You can't use the GPL for an entire distribution. You could argue that it's possible to only package GPL-compatible software and sublicense all of it under the GPL. This is impractical because of MPL and LGPL libraries. But even then the distribution isn't under the GPL, so you could inject an "MIT version" of musl and other non-GPL versions of the rest of the software.

tl;dr: That's not how licenses work.

There have been some interesting questions about packaging Ubuntu and their terms of use. I always found their terms of use odd, because they are basically reinstating trademark law inside a software license.


While it's nice to have small on-disk containers for some applications (e.g. deployment pipelines/CI), for production, I've found that Alpine doesn't save you much in RAM. I'd love to see this become something people look at as well when evaluating base images. To me at least, this was a far more important constraint when running Docker in production.


To be fair, the case I was testing was node, so the packages could be killing me. Could be much better for a standalone bundled application.


I thought everyone was doing this already. The first thing I noticed when pushing my first test version of our Node server was that the images was way above what I thought it should be.

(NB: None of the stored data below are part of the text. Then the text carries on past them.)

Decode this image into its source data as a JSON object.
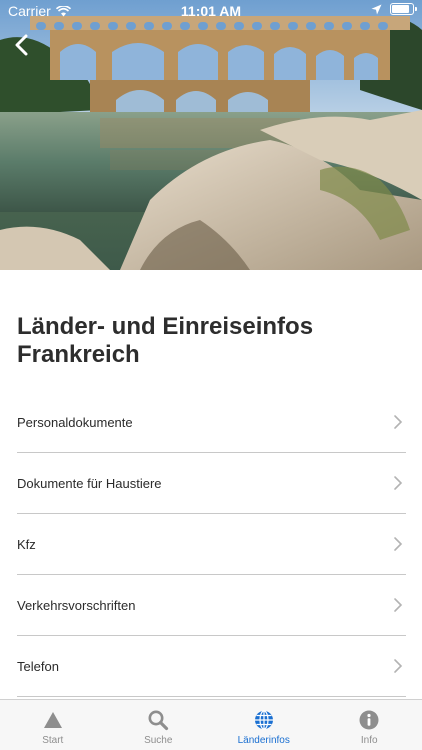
{
  "status_bar": {
    "carrier": "Carrier",
    "time": "11:01 AM",
    "battery_level": 0.9
  },
  "header": {
    "back_icon": "chevron-left-icon",
    "hero_image": "pont-du-gard-aqueduct-photo"
  },
  "page": {
    "title": "Länder- und Einreiseinfos Frankreich"
  },
  "list": {
    "items": [
      {
        "label": "Personaldokumente"
      },
      {
        "label": "Dokumente für Haustiere"
      },
      {
        "label": "Kfz"
      },
      {
        "label": "Verkehrsvorschriften"
      },
      {
        "label": "Telefon"
      }
    ]
  },
  "tabbar": {
    "tabs": [
      {
        "label": "Start",
        "icon": "triangle-icon",
        "active": false
      },
      {
        "label": "Suche",
        "icon": "search-icon",
        "active": false
      },
      {
        "label": "Länderinfos",
        "icon": "globe-icon",
        "active": true
      },
      {
        "label": "Info",
        "icon": "info-icon",
        "active": false
      }
    ]
  },
  "colors": {
    "accent": "#1a6fd1",
    "inactive": "#8e8e8e",
    "separator": "#c8c8c8"
  }
}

It seems really odd that the "official" Docker images are this big. Perhaps to enable easy development within the VMs, and not meaning for these to be distributed?

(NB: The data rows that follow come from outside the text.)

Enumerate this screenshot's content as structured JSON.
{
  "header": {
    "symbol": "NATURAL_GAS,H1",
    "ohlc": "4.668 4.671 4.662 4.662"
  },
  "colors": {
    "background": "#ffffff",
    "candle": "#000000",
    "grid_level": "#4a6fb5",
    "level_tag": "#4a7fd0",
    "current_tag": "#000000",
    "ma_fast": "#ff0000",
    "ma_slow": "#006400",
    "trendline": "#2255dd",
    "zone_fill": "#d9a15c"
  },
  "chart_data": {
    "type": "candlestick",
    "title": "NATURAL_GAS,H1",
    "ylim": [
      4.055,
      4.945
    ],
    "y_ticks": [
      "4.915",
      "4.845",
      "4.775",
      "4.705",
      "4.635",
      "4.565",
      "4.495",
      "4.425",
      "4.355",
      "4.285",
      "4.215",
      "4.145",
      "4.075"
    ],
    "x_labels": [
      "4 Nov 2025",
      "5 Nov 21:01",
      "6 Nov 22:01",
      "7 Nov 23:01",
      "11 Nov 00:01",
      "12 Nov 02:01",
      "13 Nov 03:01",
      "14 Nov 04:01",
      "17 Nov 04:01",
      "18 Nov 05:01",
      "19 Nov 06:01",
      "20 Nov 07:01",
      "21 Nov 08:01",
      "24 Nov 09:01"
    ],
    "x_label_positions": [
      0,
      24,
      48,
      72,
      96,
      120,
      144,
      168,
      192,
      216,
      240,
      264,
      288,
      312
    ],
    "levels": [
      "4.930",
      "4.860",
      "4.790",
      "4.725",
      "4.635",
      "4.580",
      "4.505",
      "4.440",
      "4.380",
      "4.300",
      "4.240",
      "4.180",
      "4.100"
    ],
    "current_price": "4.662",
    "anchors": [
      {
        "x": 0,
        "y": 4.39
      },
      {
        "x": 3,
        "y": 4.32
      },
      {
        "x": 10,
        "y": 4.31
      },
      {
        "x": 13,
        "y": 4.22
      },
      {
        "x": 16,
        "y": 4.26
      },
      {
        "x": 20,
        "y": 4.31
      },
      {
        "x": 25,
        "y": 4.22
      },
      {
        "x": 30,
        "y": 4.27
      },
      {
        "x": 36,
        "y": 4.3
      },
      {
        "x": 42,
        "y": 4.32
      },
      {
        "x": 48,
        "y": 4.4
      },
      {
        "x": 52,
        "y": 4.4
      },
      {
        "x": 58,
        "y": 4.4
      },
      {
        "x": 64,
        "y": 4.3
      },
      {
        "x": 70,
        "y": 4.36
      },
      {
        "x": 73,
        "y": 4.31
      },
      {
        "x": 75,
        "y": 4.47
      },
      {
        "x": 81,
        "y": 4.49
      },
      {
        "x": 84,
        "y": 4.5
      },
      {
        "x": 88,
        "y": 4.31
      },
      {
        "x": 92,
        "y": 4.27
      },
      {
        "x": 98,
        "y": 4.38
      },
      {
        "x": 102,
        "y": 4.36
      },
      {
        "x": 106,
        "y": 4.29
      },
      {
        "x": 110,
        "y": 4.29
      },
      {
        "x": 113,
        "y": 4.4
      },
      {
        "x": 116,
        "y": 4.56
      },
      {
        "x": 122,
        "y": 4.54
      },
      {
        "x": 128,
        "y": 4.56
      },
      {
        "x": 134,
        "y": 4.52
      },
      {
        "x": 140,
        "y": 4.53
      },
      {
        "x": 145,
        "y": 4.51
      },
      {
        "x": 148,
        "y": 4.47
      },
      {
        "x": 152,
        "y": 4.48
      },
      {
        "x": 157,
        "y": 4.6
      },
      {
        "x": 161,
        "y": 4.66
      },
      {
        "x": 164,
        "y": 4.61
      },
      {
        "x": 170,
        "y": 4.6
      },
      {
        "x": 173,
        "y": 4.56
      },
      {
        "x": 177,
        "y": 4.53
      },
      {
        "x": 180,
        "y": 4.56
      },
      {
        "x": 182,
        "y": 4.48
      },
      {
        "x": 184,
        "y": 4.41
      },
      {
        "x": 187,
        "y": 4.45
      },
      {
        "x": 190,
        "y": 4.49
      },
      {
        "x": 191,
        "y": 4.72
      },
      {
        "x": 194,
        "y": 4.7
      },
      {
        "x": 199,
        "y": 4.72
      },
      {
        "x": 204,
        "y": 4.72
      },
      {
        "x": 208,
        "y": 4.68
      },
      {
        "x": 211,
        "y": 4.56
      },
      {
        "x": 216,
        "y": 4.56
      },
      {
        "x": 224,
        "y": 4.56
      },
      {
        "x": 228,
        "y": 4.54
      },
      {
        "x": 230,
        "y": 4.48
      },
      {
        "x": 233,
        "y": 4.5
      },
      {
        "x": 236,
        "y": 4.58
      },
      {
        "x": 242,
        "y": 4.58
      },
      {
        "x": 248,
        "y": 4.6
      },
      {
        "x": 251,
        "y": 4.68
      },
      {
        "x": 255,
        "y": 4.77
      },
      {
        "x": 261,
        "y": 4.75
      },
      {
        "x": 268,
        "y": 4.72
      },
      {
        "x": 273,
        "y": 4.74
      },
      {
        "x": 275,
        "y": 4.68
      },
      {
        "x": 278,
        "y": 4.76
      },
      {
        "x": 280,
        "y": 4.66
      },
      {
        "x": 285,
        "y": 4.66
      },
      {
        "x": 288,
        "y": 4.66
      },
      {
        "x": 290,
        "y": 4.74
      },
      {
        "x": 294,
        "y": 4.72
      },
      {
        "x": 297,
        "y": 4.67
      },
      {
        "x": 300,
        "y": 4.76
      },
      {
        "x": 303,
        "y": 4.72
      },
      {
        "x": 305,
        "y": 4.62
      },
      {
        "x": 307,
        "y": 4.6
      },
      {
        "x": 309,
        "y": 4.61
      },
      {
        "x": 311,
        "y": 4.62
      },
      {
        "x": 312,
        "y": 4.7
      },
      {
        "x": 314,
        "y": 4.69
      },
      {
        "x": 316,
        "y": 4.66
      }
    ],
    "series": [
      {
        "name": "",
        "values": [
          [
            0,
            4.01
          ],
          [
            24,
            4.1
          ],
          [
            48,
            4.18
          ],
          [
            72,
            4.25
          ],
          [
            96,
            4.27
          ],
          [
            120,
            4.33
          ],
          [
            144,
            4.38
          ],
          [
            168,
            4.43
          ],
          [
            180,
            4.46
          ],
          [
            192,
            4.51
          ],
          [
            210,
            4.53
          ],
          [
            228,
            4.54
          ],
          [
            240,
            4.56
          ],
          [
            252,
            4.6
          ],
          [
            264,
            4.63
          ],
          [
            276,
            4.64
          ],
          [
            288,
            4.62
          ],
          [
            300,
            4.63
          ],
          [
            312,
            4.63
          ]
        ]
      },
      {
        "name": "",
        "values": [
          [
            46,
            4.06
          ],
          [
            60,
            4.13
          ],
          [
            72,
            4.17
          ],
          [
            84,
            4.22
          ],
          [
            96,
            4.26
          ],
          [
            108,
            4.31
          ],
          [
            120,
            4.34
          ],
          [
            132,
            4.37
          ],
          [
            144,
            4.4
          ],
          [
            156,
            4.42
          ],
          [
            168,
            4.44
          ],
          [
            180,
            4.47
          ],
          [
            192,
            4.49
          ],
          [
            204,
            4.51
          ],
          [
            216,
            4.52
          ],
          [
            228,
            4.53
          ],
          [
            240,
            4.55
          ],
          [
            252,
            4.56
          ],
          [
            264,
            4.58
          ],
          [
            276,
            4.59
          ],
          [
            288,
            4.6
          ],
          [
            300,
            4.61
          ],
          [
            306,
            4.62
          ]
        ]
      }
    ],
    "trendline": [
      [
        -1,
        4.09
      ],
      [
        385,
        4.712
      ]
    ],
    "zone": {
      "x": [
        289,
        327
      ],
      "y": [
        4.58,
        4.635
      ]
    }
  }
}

I predict that the term "micro" will be replaced by the term "modular", and that docker will create a replacement for the microcontainer named the modular loader/container.


Related repo with micro containers for each language: https://github.com/iron-io/dockers


how are you guys using docker btw? I keep hearing about it, I like it but have almost to no reason to use it.


Amongst other things I use it to run Skype on my Linux laptop, cos I don't trust Microsoft.

https://github.com/sameersbn/docker-skype


What trust does docker give you? It seems less secure in this instance than properly permissioning skype or creating a true vm for it?


We use it in development to match production environments

We ditched Heroku + S3 for dev/test/staging branches (if your app can be expressed in a docker-compose.yml file you can get a server up with the command `b3cmd server-scaffold`)

Many small tools for random workflows


You can use it to run desktop apps if you're as anal as me about having a clean host machine. I also use it to run all of my small services (my website, IRC bouncer, etc).


I use it for dev to more closely mock prod, as well as ensure repeatable builds. It allows me to run all the services we use locally without a separate vm for each.